AlaSQL / alasql

AlaSQL.js - JavaScript SQL database for browser and Node.js. Handles both traditional relational tables and nested JSON data (NoSQL). Export, store, and import data from localStorage, IndexedDB, or Excel.
http://alasql.org
MIT License
7.01k stars 651 forks source link

MAX() on strings #609

Open mathiasrw opened 8 years ago

mathiasrw commented 8 years ago

I have 3 questions.

Background: At the moment MAX (and MIN but to make it easy to read I only say MAX) only works on numbers (its implemented with Math.max)

Been playing a bit with it and expanded stdlib.MAX from 55functions.js only to realise that this only works when you hardcode the values. Ups. The check needs to be in the generated code and not here - so would have to replace the existing

return 'Math.max('+Array.prototype.join.call(arguments, ',')+')'

with

return 'someAlasqlUtil.awesomeMaxFunctionThatCanHandleStrings('+Array.prototype.join.call(arguments, ',')+')'

where awesomeMaxFunctionThatCanHandleStrings would look something like

    // If all arguments are not numbers treat all as string. 
    for (var i = 0; i < arguments.length; i++) {
        if(arguments[i] != +arguments[i]){
            return Array.prototype.sort.call(arguments)[arguments.length-1] // I think I read that pop() or switch() on arguments is bad. Todo: theck if .sort() is also bad. 
        }
    };

    return Math.max.apply(null, arguments);

Questions

  1. We loose some speed if the function needs to spend time finding out if it will be comparing numbres or strings.
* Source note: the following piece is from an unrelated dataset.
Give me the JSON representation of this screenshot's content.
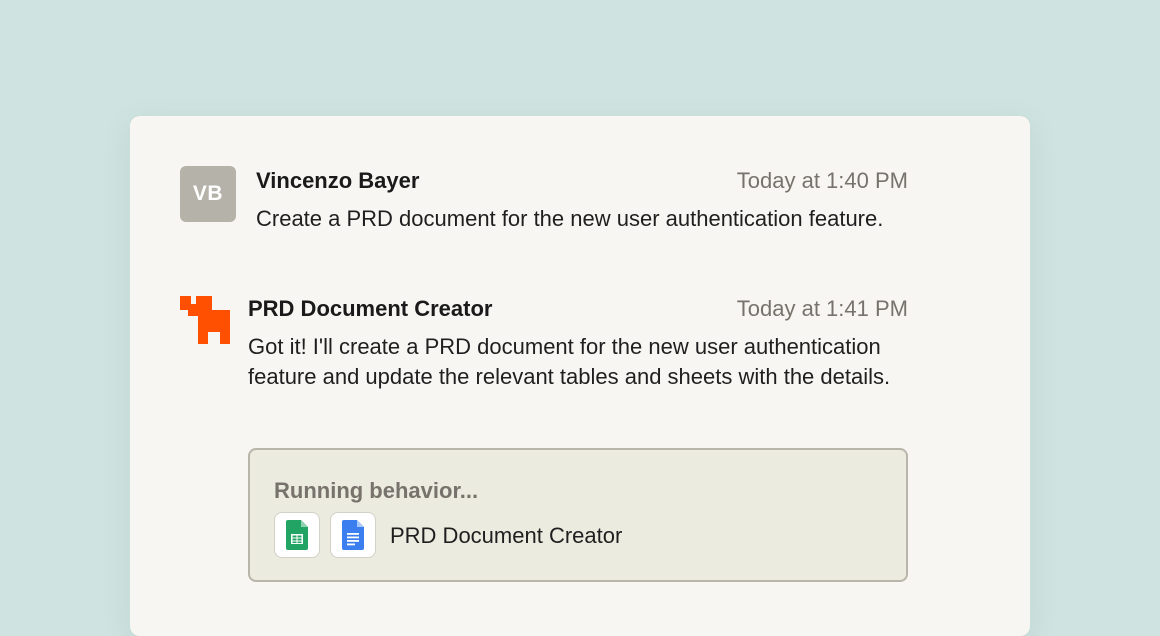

Any inputs to weather its best to expand the existing MAX function or to make a new function falled (for example) MAX_STRING?
  2. To try to understand the code: if the MAX code was to be expanded where would the best place be to have the code from someAlasqlUtil.awesomeMaxFunctionThatCanHandleStrings ?
  3. To try to understand the code: The solution is not hard to implement with a user defined aggregation function - but if the MAX_STRING code was to be implemented in the core - where would the correct place be?
alasql.aggr.MAX_STRING = function(value,accumulator,stage){
    if(1===stage){
        return value;
    }

    if(2===stage && accumulator<value){
        return value;
    }

    return accumulator;
};
agershun commented 8 years ago

We can change internal aggregator implementation in 423groupby.js`` to:

                } else if(col.aggregatorid === 'MIN') { 
//                  return pre+'g[\''+colas+'\']=Math.min(g[\''+colas+'\'],'+colexp+');'+post; 
                    return pre+'g[\''+colas+'\']='+und(colexp,'(g[\''+colas+'\']<y?g[\''+colas+'\'],y)'+)+';'+post; 

                } else if(col.aggregatorid === 'MAX') { 
//                  return pre+'g[\''+colas+'\']=Math.max(g[\''+colas+'\'],'+colexp+');'+post; 
                    return pre+'g[\''+colas+'\']='+und(colexp,'(g[\''+colas+'\']>y?g[\''+colas+'\'],y)'+)+';'+post; 
agershun commented 8 years ago

In the above example I changed internal aggregator `MAX(). We also can define this aggregator somewhere at 55functions.ja:

alasql.aggr.MAX_STRING = function(value,accumulator,stage){
    if(1===stage){
        return value;
    }
    if(2===stage && accumulator<value){
        return value;
    }
    return accumulator;
};

... thinking...

The important note: we have MAX() as aggregator and MAX() as function. Now aggregator is hardcoded and the function is a part of alasql.stdlib (compiled functions).

If we want to change the aggregator we need to remove all MAX lines at 423groups.js and add custom aggregator alasql.aggr.MAX,

To change the function we can remove it from alasql.stdlib.MAX and simply add the normal function without compilation to alasql.stdfn.MAX. In this case we do not need to dance with compilation, and AlaSQL will use just simple regular JS function.

mathiasrw commented 8 years ago

we have MAX() as aggregator and MAX() as function

Interesting. So MAX(hight) ... group by xyz is a different MAX than MAX(test1, test2, test3)

Do you have any inputs regarding peformance regarding to make a new name or expand the existing functionality?